My next approach was to scratch the proc compare alltogether and use my own code to determine the results. Albeit the quick coding style, this should still be easier to understand and better readable than the proc compare logic.

Here it goes:

data day1;
 set day1;
by idfield;
if first.idfield then groupseq = 1; else groupseq +1;
run;

data day2;
 set day2;
by idfield;
if first.idfield then groupseq = 1; else groupseq +1;
_OBS_ = _n_;
run;

proc sql;
create table want as
select "COMPARE" as _TYPE_,
       b._OBS_,
       b.idfield,
       b.valuefield
  from day1 a full outer join day2 b
    on a.idfield = b.idfield
   and a.valuefield = b.valuefield
   and a.groupseq = b.groupseq
 where a.idfield is missing
;quit;

The first steps simply enumerate the by groups (variable groupseq) to that the following SQL-Join can execute the needed comparisons.

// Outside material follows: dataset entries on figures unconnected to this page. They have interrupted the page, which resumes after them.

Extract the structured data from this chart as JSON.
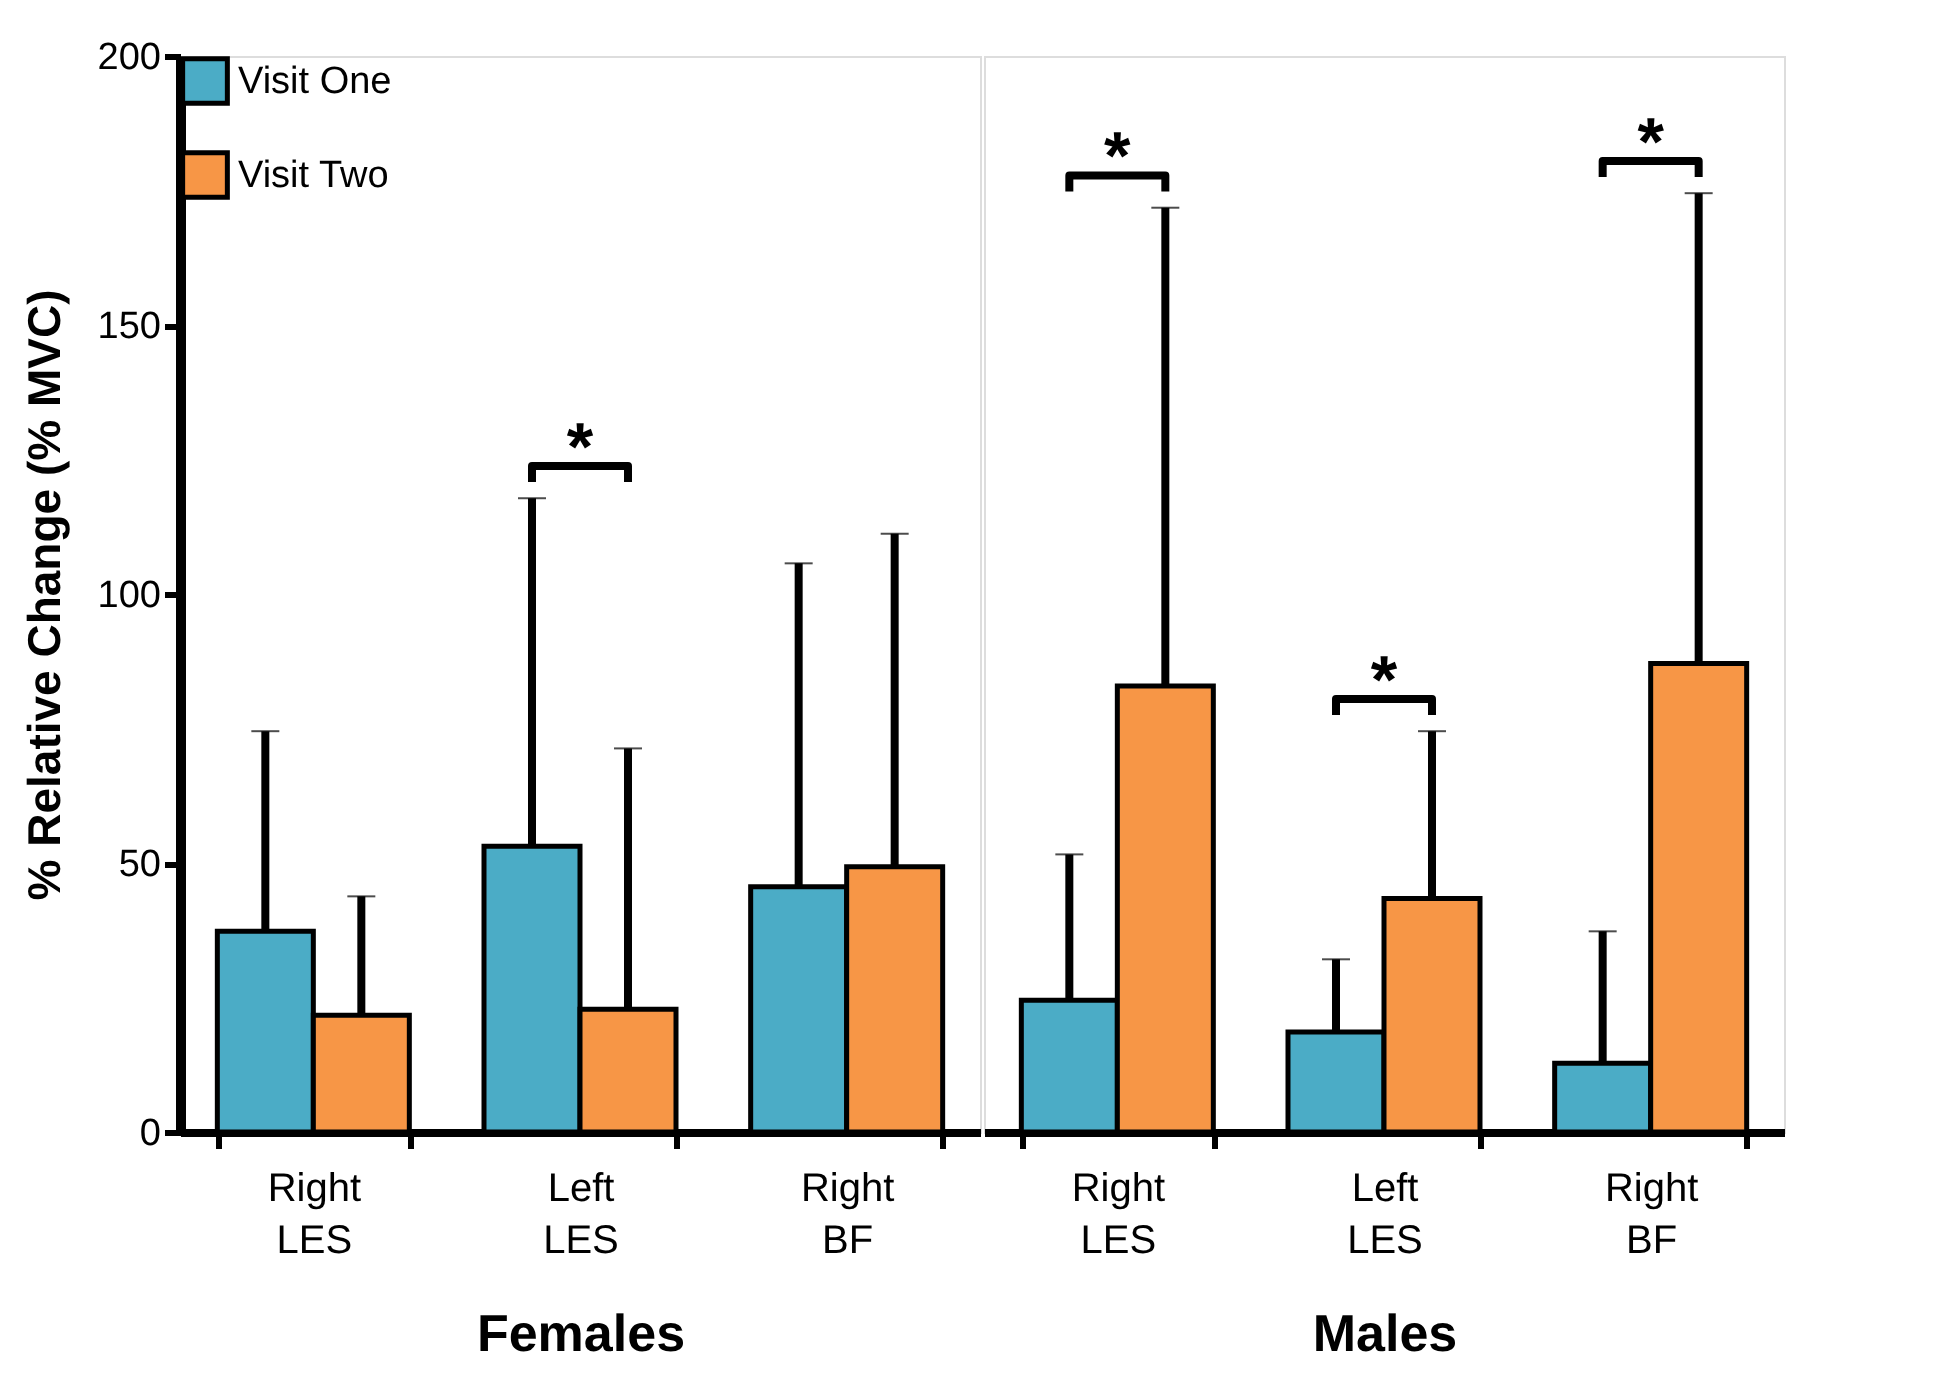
{
  "chart_data": [
    {
      "type": "bar",
      "xlabel": "Females",
      "ylabel": "% Relative Change (% MVC)",
      "categories": [
        "Right LES",
        "Left LES",
        "Right BF"
      ],
      "series": [
        {
          "name": "Visit One",
          "color": "#4bacc6",
          "values": [
            37.3,
            53.1,
            45.6
          ],
          "errors": [
            [
              37.3,
              74.5
            ],
            [
              53.1,
              117.8
            ],
            [
              45.6,
              105.7
            ]
          ]
        },
        {
          "name": "Visit Two",
          "color": "#f79646",
          "values": [
            21.7,
            22.8,
            49.3
          ],
          "errors": [
            [
              21.7,
              43.8
            ],
            [
              22.8,
              71.3
            ],
            [
              49.3,
              111.2
            ]
          ]
        }
      ],
      "ylim": [
        0,
        200
      ],
      "yticks": [
        0,
        50,
        100,
        150,
        200
      ],
      "grid": false,
      "legend": "top left",
      "annotations": [
        "*"
      ]
    },
    {
      "type": "bar",
      "xlabel": "Males",
      "categories": [
        "Right LES",
        "Left LES",
        "Right BF"
      ],
      "series": [
        {
          "name": "Visit One",
          "color": "#4bacc6",
          "values": [
            24.5,
            18.6,
            12.8
          ],
          "errors": [
            [
              24.5,
              51.6
            ],
            [
              18.6,
              32.1
            ],
            [
              12.8,
              37.3
            ]
          ]
        },
        {
          "name": "Visit Two",
          "color": "#f79646",
          "values": [
            82.9,
            43.4,
            87.1
          ],
          "errors": [
            [
              82.9,
              171.8
            ],
            [
              43.4,
              74.5
            ],
            [
              87.1,
              174.5
            ]
          ]
        }
      ],
      "ylim": [
        0,
        200
      ],
      "yticks": [
        0,
        50,
        100,
        150,
        200
      ],
      "grid": false,
      "tick_labels": "x",
      "legend": false,
      "annotations": [
        "*",
        "*",
        "*"
      ]
    }
  ]
}
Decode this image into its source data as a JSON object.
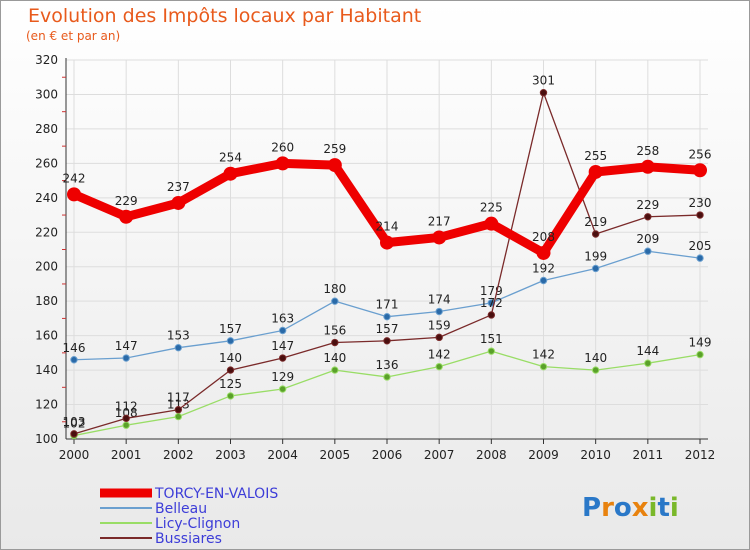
{
  "chart_data": {
    "type": "line",
    "title": "Evolution des Impôts locaux par Habitant",
    "subtitle": "(en € et par an)",
    "categories": [
      "2000",
      "2001",
      "2002",
      "2003",
      "2004",
      "2005",
      "2006",
      "2007",
      "2008",
      "2009",
      "2010",
      "2011",
      "2012"
    ],
    "ylim": [
      100,
      320
    ],
    "yticks": [
      100,
      120,
      140,
      160,
      180,
      200,
      220,
      240,
      260,
      280,
      300,
      320
    ],
    "grid": true,
    "legend_position": "bottom-left",
    "series": [
      {
        "name": "TORCY-EN-VALOIS",
        "color": "#ee0000",
        "values": [
          242,
          229,
          237,
          254,
          260,
          259,
          214,
          217,
          225,
          208,
          255,
          258,
          256
        ]
      },
      {
        "name": "Belleau",
        "color": "#6a9fcf",
        "values": [
          146,
          147,
          153,
          157,
          163,
          180,
          171,
          174,
          179,
          192,
          199,
          209,
          205
        ]
      },
      {
        "name": "Licy-Clignon",
        "color": "#99dd66",
        "values": [
          102,
          108,
          113,
          125,
          129,
          140,
          136,
          142,
          151,
          142,
          140,
          144,
          149
        ]
      },
      {
        "name": "Bussiares",
        "color": "#7a2a2a",
        "values": [
          103,
          112,
          117,
          140,
          147,
          156,
          157,
          159,
          172,
          301,
          219,
          229,
          230
        ]
      }
    ]
  },
  "legend_text_color": "#3d3dd8",
  "logo": {
    "text": "Proxiti",
    "letters": [
      "P",
      "r",
      "o",
      "x",
      "i",
      "t",
      "i"
    ],
    "colors": [
      "#2a78c8",
      "#e8820e",
      "#2a78c8",
      "#e8820e",
      "#7ab82a",
      "#2a78c8",
      "#7ab82a"
    ]
  }
}
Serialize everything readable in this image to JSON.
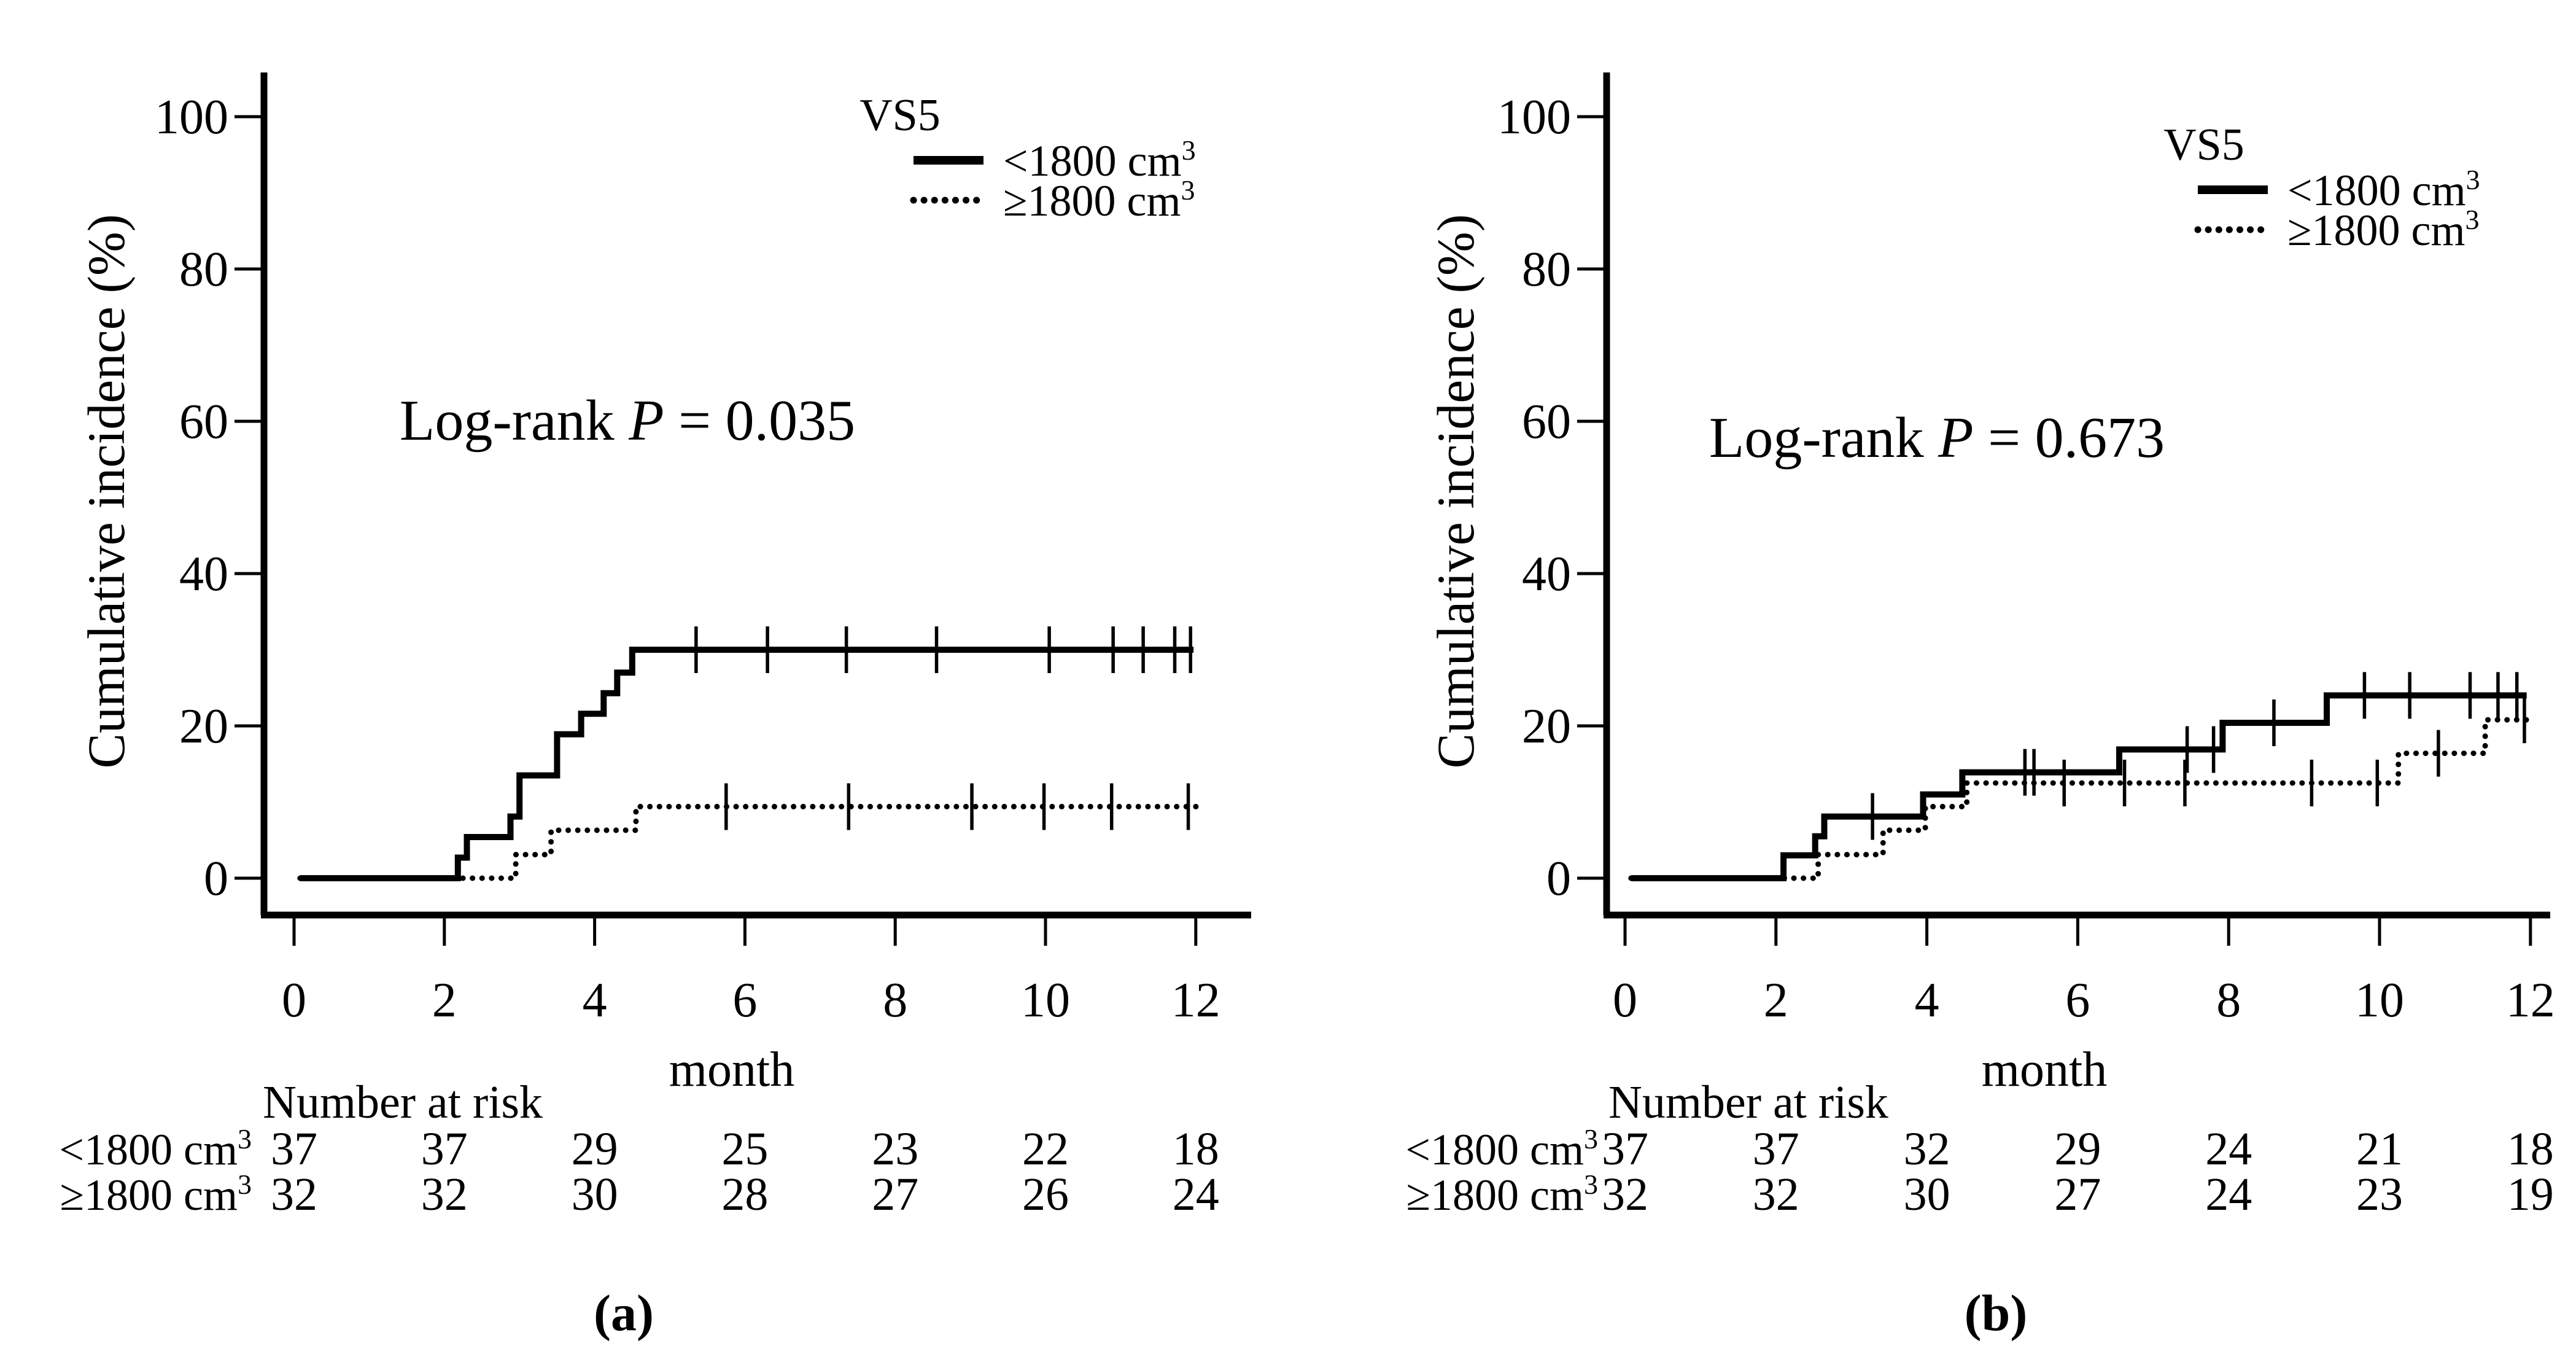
{
  "figure": {
    "background": "#ffffff",
    "ink": "#000000"
  },
  "chart_data": [
    {
      "id": "a",
      "type": "line",
      "subtype": "kaplan-meier-step",
      "caption": "(a)",
      "xlabel": "month",
      "ylabel": "Cumulative incidence (%)",
      "xlim": [
        0,
        12.6
      ],
      "ylim": [
        0,
        105
      ],
      "xticks": [
        0,
        2,
        4,
        6,
        8,
        10,
        12
      ],
      "yticks": [
        0,
        20,
        40,
        60,
        80,
        100
      ],
      "grid": false,
      "legend_position": "top-right",
      "annotation": {
        "text": "Log-rank",
        "p": "P",
        "rest": "= 0.035"
      },
      "legend": {
        "title": "VS5",
        "entries": [
          {
            "style": "solid",
            "base": "<1800 cm",
            "sup": "3"
          },
          {
            "style": "dotted",
            "base": "≥1800 cm",
            "sup": "3"
          }
        ]
      },
      "series": [
        {
          "name": "<1800 cm3",
          "style": "solid",
          "start": [
            0.08,
            0
          ],
          "steps": [
            [
              2.18,
              2.7
            ],
            [
              2.3,
              5.4
            ],
            [
              2.88,
              8.1
            ],
            [
              3.0,
              13.5
            ],
            [
              3.5,
              18.9
            ],
            [
              3.82,
              21.6
            ],
            [
              4.12,
              24.3
            ],
            [
              4.3,
              27.0
            ],
            [
              4.5,
              30.0
            ]
          ],
          "end_x": 11.97,
          "censors": [
            [
              5.35,
              30
            ],
            [
              6.3,
              30
            ],
            [
              7.35,
              30
            ],
            [
              8.55,
              30
            ],
            [
              10.05,
              30
            ],
            [
              10.9,
              30
            ],
            [
              11.3,
              30
            ],
            [
              11.72,
              30
            ],
            [
              11.93,
              30
            ]
          ]
        },
        {
          "name": "≥1800 cm3",
          "style": "dotted",
          "start": [
            0.08,
            0
          ],
          "steps": [
            [
              2.95,
              3.1
            ],
            [
              3.42,
              6.3
            ],
            [
              4.55,
              9.4
            ]
          ],
          "end_x": 12.02,
          "censors": [
            [
              5.75,
              9.4
            ],
            [
              7.38,
              9.4
            ],
            [
              9.02,
              9.4
            ],
            [
              9.98,
              9.4
            ],
            [
              10.88,
              9.4
            ],
            [
              11.9,
              9.4
            ]
          ]
        }
      ],
      "risk_table": {
        "title": "Number at risk",
        "time_points": [
          0,
          2,
          4,
          6,
          8,
          10,
          12
        ],
        "rows": [
          {
            "base": "<1800 cm",
            "sup": "3",
            "counts": [
              37,
              37,
              29,
              25,
              23,
              22,
              18
            ]
          },
          {
            "base": "≥1800 cm",
            "sup": "3",
            "counts": [
              32,
              32,
              30,
              28,
              27,
              26,
              24
            ]
          }
        ]
      }
    },
    {
      "id": "b",
      "type": "line",
      "subtype": "kaplan-meier-step",
      "caption": "(b)",
      "xlabel": "month",
      "ylabel": "Cumulative incidence (%)",
      "xlim": [
        0,
        12.6
      ],
      "ylim": [
        0,
        105
      ],
      "xticks": [
        0,
        2,
        4,
        6,
        8,
        10,
        12
      ],
      "yticks": [
        0,
        20,
        40,
        60,
        80,
        100
      ],
      "grid": false,
      "legend_position": "top-right",
      "annotation": {
        "text": "Log-rank",
        "p": "P",
        "rest": "= 0.673"
      },
      "legend": {
        "title": "VS5",
        "entries": [
          {
            "style": "solid",
            "base": "<1800 cm",
            "sup": "3"
          },
          {
            "style": "dotted",
            "base": "≥1800 cm",
            "sup": "3"
          }
        ]
      },
      "series": [
        {
          "name": "<1800 cm3",
          "style": "solid",
          "start": [
            0.08,
            0
          ],
          "steps": [
            [
              2.1,
              3.0
            ],
            [
              2.52,
              5.5
            ],
            [
              2.64,
              8.1
            ],
            [
              3.95,
              11.0
            ],
            [
              4.47,
              13.9
            ],
            [
              6.55,
              16.9
            ],
            [
              7.92,
              20.4
            ],
            [
              9.3,
              24.0
            ]
          ],
          "end_x": 11.95,
          "censors": [
            [
              3.28,
              8.1
            ],
            [
              5.3,
              13.9
            ],
            [
              5.42,
              13.9
            ],
            [
              7.45,
              16.9
            ],
            [
              7.8,
              16.9
            ],
            [
              8.6,
              20.4
            ],
            [
              9.8,
              24.0
            ],
            [
              10.4,
              24.0
            ],
            [
              11.2,
              24.0
            ],
            [
              11.57,
              24.0
            ],
            [
              11.82,
              24.0
            ]
          ]
        },
        {
          "name": "≥1800 cm3",
          "style": "dotted",
          "start": [
            0.08,
            0
          ],
          "steps": [
            [
              2.56,
              3.1
            ],
            [
              3.42,
              6.3
            ],
            [
              3.98,
              9.4
            ],
            [
              4.53,
              12.5
            ],
            [
              10.25,
              16.4
            ],
            [
              11.4,
              20.8
            ]
          ],
          "end_x": 12.05,
          "censors": [
            [
              5.82,
              12.5
            ],
            [
              6.62,
              12.5
            ],
            [
              7.42,
              12.5
            ],
            [
              9.1,
              12.5
            ],
            [
              9.97,
              12.5
            ],
            [
              10.78,
              16.4
            ],
            [
              11.92,
              20.8
            ]
          ]
        }
      ],
      "risk_table": {
        "title": "Number at risk",
        "time_points": [
          0,
          2,
          4,
          6,
          8,
          10,
          12
        ],
        "rows": [
          {
            "base": "<1800 cm",
            "sup": "3",
            "counts": [
              37,
              37,
              32,
              29,
              24,
              21,
              18
            ]
          },
          {
            "base": "≥1800 cm",
            "sup": "3",
            "counts": [
              32,
              32,
              30,
              27,
              24,
              23,
              19
            ]
          }
        ]
      }
    }
  ]
}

This provides all the observations from day2 that are not in day1. Due to the comparison on the valuefield, we also get the observations that have changed from day1 to day2.

Again, this might be an odd piece of data processing, however this requirement came up and could not be changed.

Cheers to all and happy coding!

Michael

SASKiwi · Posted 07-21-2017 09:28 PM

@mfab thank you for posting your solution to this. Personally I'm a big fan of PROC COMPARE. However I've pretty much used it just for testing purposes, so the warning messages aren't a problem. Obviously they would be if COMPARE was used in production applications.

I recommend you raise the suppression of the COMPARE duplicate observation warning as a suggested improvement. That option is on the Communities front page.

Quentin · Posted 04-14-2020 11:26 AM

Glad you found a solution. Since you're happy with comparing sequential observations when there are duplicate IDs, one way to to avoid the warning is to add a sequence number that increments within each block of IDs. Something like:

data vday1/view=vday1 ;
  set day1 ;
  by idfield ;
  if first.idfield then seqno=1 ;
  else seqno++1 ;
run ;

data vday2/view=vday2 ;
  set day2 ;
  by idfield ;
  if first.idfield then seqno=1 ;
  else seqno++1 ;
run ;

proc compare base=vday1 comp=vday2 outnoequal outcomp out=work.compout (/*keep=_type_ _obs_*/);
  id idfield seqno;
  var valuefield; 
run;

(And yes, just realized this thread is 3 years old, but I had already written the code : )

The Boston Area SAS Users Group is hosting free webinars!

Register now at https://www.basug.org/events.

bosedi · Posted 04-13-2020 02:16 PM

If you really need to suppress the warning of duplicate observation, I dont think there is any option to do that. The only thing you can do is, do NOT USE the ID statement.